Predicting Premier League Players' Salaries with Machine Learning
Introduction
A little background here, I am a die-hard Manchester United fan. I know for a fact that they make and spend a lot of money. In fact, the average salary for a Manchester United player this season was $7.6 million . Crazy right? Now imagine my horror when I realized that this was the same team that placed 6th last year, 32 points behind the winners and bitter rivals Manchester City.
So I wanted to make this presentation for the premier league clubs and managers out there, in the hopes that they could invest their money more wisely. What better way to make this argument than through objective, quantitative statistics?
Contents
- Introduction
- Data
- Creating a Regression Model
- Results
- External Factors
- Future Considerations
- So What?
- Link to Presentation
Goals:
- Conduct a quantitative analysis between player statistics and player salary
- Build a linear regression model that can predict a Premier League player’s salary based on his stats
- Recognize other external factors that affect player salary
Questions to Answer:
- Is there a relationship between a player’s stats his salary?
- Which quantitiative statistics affect a player’s salary the most?
- Can a player’s salary be accurately predicted using machine learning?
Data
Player statistics were scraped from www.fbref.com and player salaries were scraped from www.spotrac.com.

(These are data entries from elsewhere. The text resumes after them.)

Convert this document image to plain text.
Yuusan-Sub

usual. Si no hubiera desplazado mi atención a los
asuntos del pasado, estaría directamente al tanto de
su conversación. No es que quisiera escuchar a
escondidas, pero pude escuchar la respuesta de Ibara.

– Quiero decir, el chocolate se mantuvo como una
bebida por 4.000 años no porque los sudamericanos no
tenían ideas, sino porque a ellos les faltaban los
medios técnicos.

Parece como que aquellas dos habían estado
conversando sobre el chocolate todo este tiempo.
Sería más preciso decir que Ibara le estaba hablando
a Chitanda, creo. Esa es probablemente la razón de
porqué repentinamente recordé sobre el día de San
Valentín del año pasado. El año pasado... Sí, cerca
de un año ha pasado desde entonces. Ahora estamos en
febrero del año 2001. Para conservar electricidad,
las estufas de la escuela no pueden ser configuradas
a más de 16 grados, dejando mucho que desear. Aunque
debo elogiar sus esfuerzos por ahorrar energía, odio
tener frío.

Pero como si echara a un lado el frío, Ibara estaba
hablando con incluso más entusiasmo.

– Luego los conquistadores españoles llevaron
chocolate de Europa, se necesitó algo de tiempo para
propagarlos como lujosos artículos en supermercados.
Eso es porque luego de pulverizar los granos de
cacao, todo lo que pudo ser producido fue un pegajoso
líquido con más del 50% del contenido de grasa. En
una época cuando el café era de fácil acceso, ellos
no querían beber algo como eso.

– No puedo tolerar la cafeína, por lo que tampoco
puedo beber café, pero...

9 player statistics were selected across 4 major categories:
- Standard: general statistics for a player including goals, minutes played, assists, etc.
- Shooting: statistics focused on shooting including shots, shot percentage, free kicks, etc.
- Passing: statistics focused on passing including passes completed, total pass distance, etc.
- Possession: statistics focused on possession including touches, successful dribbles, pass target, etc.
Some of the tracked statistics were converted to a P90 (stat per 90 minutes) so that each player’s ability is judged on a more balanced scale. The number of Premier League players in the 2018-19 season were narrowed down to just 383 players out of a possible total of 577 players . This is because the player either never played a minute of Premier League soccer and/or the player’s salary was unavailable.
Creating a Regression Model
An initial baseline model was created to get a sense of how well the features (player statistics used to predict salary) predicted a player’s salary without any tuning. Then, the data was run through multiple regression models including linear, polynomial, ridge, and lasso.
In the end, the ridge regression model provided the best R2 test score:
R2 test score: 0.520
Mean Squared Error (MSE): 0.14
Results
The top statistics that affect a Premier League player’s salary are ones that are generally associated with either scoring more goals or influencing a team’s likelihood of winning. This makes sense - if a player helps you win more games, then you’d probably pay him a higher salary.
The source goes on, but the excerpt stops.